Quanto alla riforma così detta Gelmini, dico subito che una riforma di effettivo innovamento esige risorse finanziarie, sicché la volontà di non erogare risorse adeguate finisce col rendere evanescente ogni dibattito sulla bontà delle proposte di riforma. Un Paese che non investe sulla formazione culturale dei giovani rinunzia all’essenza democratica del progresso ed è destinato a un triste futuro.
La riforma Gelmini prevede nell’art. 4 l’istituzione di un Fondo per il merito a livello nazionale che dovrebbe finanziare interventi di sostegno (dalle borse di studio ai prestiti d’onore). Si tratta di interventi tutti rimessi alla successiva disciplina di un futuro decreto ministeriale, sicché è oggi difficile esprime valutazioni. Alcune proposte, quali i buoni studio da erogarsi a favore degli studenti non abbienti e destinati a essere rimborsati nel periodo successivo alla laurea, mi paiono interessanti.

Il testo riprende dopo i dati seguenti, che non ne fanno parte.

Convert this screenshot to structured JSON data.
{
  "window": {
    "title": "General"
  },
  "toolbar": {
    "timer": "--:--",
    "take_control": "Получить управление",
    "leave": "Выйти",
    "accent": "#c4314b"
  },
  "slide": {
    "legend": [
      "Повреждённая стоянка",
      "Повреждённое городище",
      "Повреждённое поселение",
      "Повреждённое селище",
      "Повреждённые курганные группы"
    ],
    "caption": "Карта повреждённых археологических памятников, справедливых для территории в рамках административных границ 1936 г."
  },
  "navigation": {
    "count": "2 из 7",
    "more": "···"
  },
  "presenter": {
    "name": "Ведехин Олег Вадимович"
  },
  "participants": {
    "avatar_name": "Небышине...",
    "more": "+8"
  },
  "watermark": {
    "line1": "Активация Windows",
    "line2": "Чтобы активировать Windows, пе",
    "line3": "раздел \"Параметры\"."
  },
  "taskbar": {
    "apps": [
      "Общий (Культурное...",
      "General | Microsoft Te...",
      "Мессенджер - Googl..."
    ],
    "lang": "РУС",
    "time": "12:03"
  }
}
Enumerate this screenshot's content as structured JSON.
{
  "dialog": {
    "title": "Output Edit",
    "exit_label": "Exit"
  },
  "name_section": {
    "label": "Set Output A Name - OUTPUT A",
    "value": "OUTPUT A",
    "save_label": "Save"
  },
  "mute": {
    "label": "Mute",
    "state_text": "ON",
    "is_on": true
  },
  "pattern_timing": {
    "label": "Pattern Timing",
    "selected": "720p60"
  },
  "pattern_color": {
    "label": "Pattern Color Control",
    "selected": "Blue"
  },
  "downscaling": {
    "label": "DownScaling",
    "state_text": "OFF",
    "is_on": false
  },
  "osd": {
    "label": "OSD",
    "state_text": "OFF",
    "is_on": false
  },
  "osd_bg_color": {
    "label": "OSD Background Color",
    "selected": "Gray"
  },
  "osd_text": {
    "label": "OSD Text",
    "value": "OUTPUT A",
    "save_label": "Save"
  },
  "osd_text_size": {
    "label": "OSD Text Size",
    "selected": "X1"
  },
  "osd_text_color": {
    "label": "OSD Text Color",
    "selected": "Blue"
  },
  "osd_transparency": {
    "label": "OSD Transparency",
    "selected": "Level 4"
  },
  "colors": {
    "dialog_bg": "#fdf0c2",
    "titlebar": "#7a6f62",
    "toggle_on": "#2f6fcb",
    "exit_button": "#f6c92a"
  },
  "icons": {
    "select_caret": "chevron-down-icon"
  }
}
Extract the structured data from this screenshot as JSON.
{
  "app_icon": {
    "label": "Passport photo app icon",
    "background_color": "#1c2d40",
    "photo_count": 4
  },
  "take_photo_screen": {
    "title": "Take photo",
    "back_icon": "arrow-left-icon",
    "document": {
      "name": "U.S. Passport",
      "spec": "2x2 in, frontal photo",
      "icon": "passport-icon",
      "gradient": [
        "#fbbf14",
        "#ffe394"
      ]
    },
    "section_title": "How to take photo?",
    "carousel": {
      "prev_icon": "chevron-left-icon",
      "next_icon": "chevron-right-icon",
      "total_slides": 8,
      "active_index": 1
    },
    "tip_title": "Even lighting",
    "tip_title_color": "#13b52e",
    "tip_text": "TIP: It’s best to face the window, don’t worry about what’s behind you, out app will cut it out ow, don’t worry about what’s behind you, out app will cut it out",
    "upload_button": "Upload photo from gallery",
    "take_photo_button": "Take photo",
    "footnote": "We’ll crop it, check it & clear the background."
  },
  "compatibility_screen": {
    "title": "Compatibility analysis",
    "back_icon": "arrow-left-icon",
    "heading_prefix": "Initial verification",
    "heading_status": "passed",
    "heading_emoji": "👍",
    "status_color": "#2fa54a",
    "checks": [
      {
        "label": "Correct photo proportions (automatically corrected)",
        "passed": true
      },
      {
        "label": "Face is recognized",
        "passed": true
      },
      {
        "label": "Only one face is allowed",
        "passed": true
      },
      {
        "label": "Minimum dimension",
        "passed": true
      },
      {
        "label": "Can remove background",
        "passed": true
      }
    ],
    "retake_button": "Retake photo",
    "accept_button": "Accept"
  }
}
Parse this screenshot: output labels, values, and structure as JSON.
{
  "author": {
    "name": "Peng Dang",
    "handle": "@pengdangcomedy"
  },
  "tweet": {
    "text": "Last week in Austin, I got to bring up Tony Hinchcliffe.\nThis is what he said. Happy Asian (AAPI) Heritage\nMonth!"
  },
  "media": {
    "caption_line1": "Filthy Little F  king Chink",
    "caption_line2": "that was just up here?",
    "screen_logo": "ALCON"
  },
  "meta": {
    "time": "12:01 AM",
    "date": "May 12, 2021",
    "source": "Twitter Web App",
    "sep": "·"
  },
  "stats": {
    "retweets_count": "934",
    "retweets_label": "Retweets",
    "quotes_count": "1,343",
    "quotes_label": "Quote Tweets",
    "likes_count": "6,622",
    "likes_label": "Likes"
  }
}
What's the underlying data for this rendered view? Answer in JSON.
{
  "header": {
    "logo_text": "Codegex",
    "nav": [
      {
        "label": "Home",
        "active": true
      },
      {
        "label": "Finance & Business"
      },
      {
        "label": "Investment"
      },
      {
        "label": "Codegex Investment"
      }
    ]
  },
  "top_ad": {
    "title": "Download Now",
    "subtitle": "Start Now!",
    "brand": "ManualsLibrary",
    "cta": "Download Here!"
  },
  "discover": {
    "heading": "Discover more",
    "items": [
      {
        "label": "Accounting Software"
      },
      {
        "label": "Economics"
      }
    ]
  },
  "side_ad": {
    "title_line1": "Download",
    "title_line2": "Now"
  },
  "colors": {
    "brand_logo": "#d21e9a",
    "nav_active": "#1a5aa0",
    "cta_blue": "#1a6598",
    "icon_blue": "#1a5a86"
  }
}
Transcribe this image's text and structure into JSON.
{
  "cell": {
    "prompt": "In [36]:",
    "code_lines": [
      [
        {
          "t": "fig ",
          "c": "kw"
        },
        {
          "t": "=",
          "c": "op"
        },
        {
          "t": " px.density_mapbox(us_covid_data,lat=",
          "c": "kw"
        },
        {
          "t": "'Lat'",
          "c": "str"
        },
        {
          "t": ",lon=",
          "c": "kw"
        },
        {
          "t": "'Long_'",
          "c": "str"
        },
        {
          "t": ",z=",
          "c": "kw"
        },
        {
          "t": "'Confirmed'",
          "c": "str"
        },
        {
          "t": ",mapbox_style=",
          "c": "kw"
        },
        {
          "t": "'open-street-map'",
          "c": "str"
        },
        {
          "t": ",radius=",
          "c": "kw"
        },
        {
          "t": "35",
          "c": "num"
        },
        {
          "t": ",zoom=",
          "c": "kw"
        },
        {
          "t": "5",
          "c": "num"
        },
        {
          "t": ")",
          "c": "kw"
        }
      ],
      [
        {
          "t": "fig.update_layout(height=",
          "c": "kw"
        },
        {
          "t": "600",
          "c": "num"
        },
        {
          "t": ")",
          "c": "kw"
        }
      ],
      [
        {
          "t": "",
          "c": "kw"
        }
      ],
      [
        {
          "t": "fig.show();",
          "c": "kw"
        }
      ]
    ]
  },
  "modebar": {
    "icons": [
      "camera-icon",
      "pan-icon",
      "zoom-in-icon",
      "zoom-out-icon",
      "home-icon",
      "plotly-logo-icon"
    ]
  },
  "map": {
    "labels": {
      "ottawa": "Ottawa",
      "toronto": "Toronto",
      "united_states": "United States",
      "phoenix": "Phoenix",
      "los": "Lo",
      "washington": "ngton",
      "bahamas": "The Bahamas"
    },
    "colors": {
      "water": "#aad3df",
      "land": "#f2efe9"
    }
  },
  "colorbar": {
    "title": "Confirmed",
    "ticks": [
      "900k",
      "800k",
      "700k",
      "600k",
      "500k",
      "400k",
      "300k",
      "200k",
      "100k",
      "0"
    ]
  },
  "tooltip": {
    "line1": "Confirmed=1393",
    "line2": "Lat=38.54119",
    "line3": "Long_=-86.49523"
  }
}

La scelta di molti rettori di sospendere le lezioni in numerosi atenei italiani è legittima? Può essere perseguibile giuridicamente?
Il dissenso e la protesta sono elementi fondanti del pluralismo democratico ed è legittima la loro manifestazione anche quando si sostanzia nell’astensione dal lavoro. Il diritto di scioperare è garantito dalla Costituzione all’art. 40, seppur nell’ambito delle leggi che lo regolano. L’astensione dalle lezioni e dagli esami da parte dei docenti universitari è legittima purché svolta con modalità tali da non compromettere il diritto allo studio degli studenti. Perciò credo che sia preferibile assumere forme di manifestazione del dissenso quali la promozione di pubblici dibattiti e l’intervento sui mezzi di informazione piuttosto che l’interruzione dell’insegnamento. La decisione di sospendere le lezioni dovrebbe essere il frutto di una decisione collettiva della comunità universitaria e non dovrebbe essere la scelta individuale del rettore. In ogni caso la sospensione delle lezioni non potrebbe essere protratta per un periodo di tempo tale da compromettere la regolarità dell’anno accademico: se ciò accadesse saremmo di fronte ad un comportamento illecito.

Nel caso in cui il DDL-Gelmini passasse al Senato, il cittadino in disaccordo come può agire per cambiare la situazione? Se non passasse, quale sarebbe il passo costituzionale successivo?
Il cittadino ha il dovere di applicare le leggi che sono state approvate dal Parlamento, ma ben può democraticamente “opporsi” sia alle leggi che reputa incostituzionali, sia alle leggi che non appaiano incostituzionali ma delle quali non condivida il merito. Diversi i rispettivi strumenti di opposizione: da un canto, fare in modo che la legge sia portata al vaglio della corte costituzionale; dall’altro, operare sul piano politico affinché i parlamentari modifichino le leggi, attraverso l’azione delle formazioni politiche, civili, studentesche, con la parola e non con la violenza.